Portlet Toolbar Contributor Template

In this article, you’ll learn how to create a Liferay portlet toolbar contributor as a Liferay module. To create a portlet toolbar contributor entry via the command line using Blade CLI or Maven, use one of the commands with the following parameters:

blade create -t portlet-toolbar-contributor -v 7.1 [-p packageName] [-c className] projectName

or

mvn archetype:generate \
    -DarchetypeGroupId=com.liferay \
    -DarchetypeArtifactId=com.liferay.project.templates.portlet.toolbar.contributor \
    -DartifactId=[projectName] \
    -Dpackage=[packageName] \
    -DclassName=[className] \
    -DliferayVersion=7.1

You can also insert the -b maven parameter in the Blade command to generate a Maven project using Blade CLI.
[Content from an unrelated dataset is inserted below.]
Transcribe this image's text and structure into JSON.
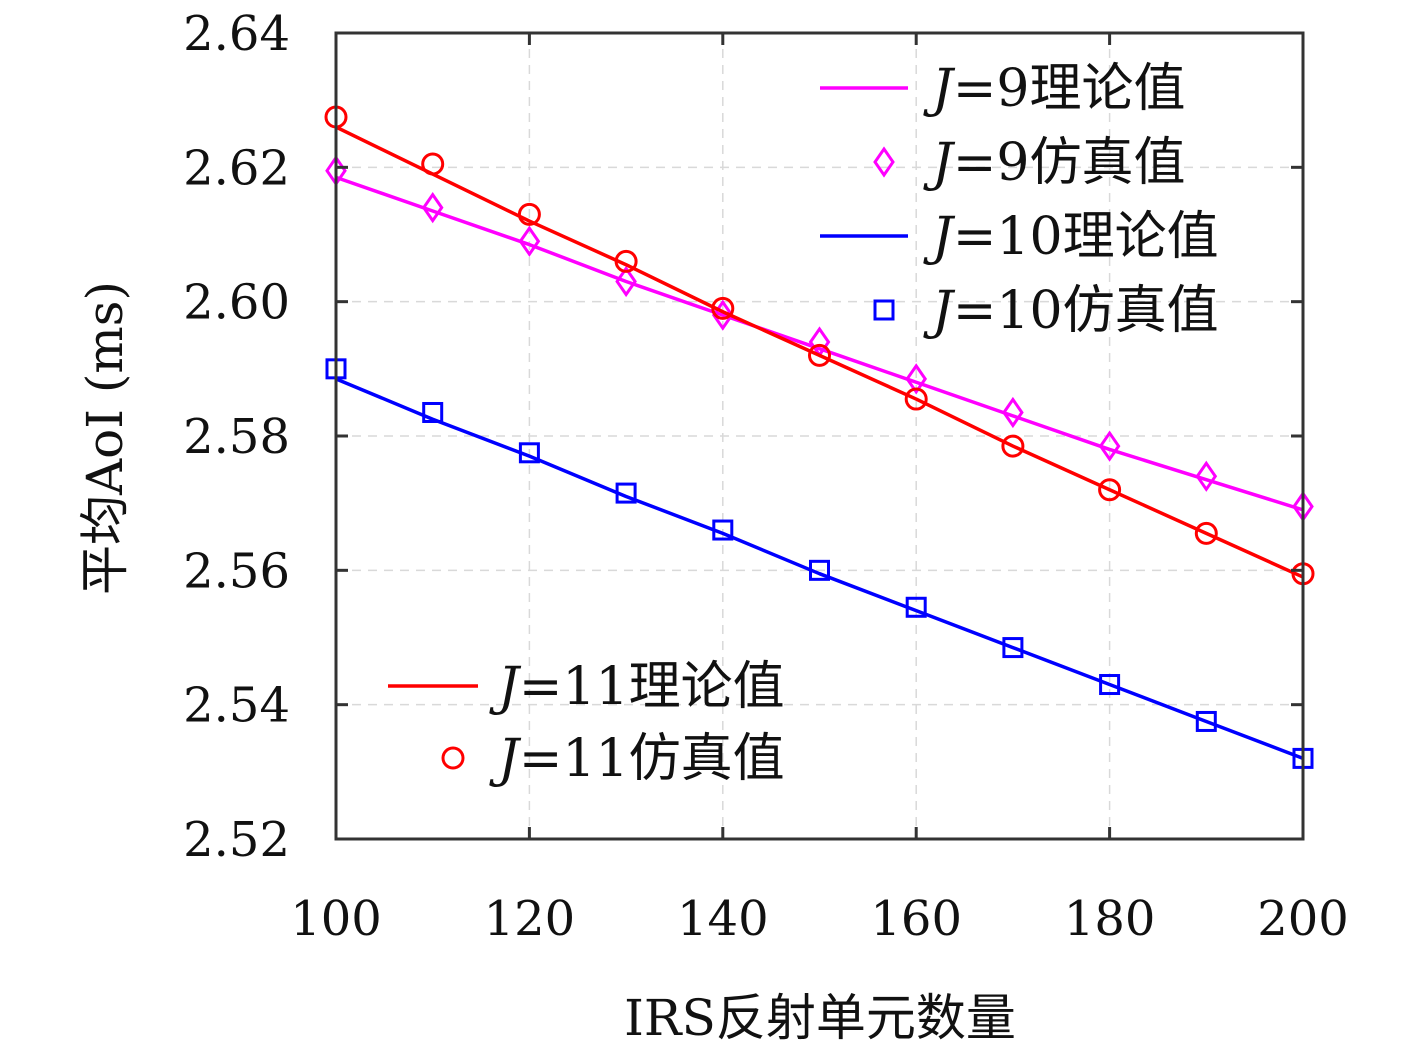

The template for this kind of project is portlet-toolbar-contributor. Suppose you want to create a portlet toolbar contributor project called my-portlet-toolbar-contributor with a package name of com.liferay.docs.portlet.toolbar.contributor and a class name of SamplePortletToolbarContributor. You could run the following command to accomplish this:

blade create -t portlet-toolbar-contributor -v 7.1 -p com.liferay.docs -c Sample my-portlet-toolbar-contributor

or

mvn archetype:generate \
    -DarchetypeGroupId=com.liferay \
    -DarchetypeArtifactId=com.liferay.project.templates.portlet.toolbar.contributor \
    -DgroupId=com.liferay \
    -DartifactId=my-portlet-toolbar-contributor \
    -Dpackage=com.liferay.docs \
    -Dversion=1.0 \
    -DclassName=Sample \
    -Dauthor=Joe Bloggs \
    -DliferayVersion=7.1

After running the Blade command above, your project’s directory structure would look like this

  • my-portlet-toolbar-contributor
    • gradle
      • wrapper
        • gradle-wrapper.jar
        • gradle-wrapper.properties
    • src
      • main
        • java
          • com/liferay/docs/portlet/toolbar/contributor
            • SamplePortletToolbarContributor.java
        • resources
          • content
            • Language.properties
    • bnd.bnd
    • build.gradle
    • gradlew

The Maven-generated project includes a pom.xml file and does not include the Gradle-specific files, but otherwise, appears exactly the same.

The generated module is functional and is deployable to a Liferay DXP instance. To build upon the generated app, modify the project by adding logic and additional files to the folders outlined above. This generated project, by default, creates a new button on the Hello World portlet’s toolbar. You can visit the portlet-toolbar-contributor sample project for a more expanded sample of a portlet toolbar contributor.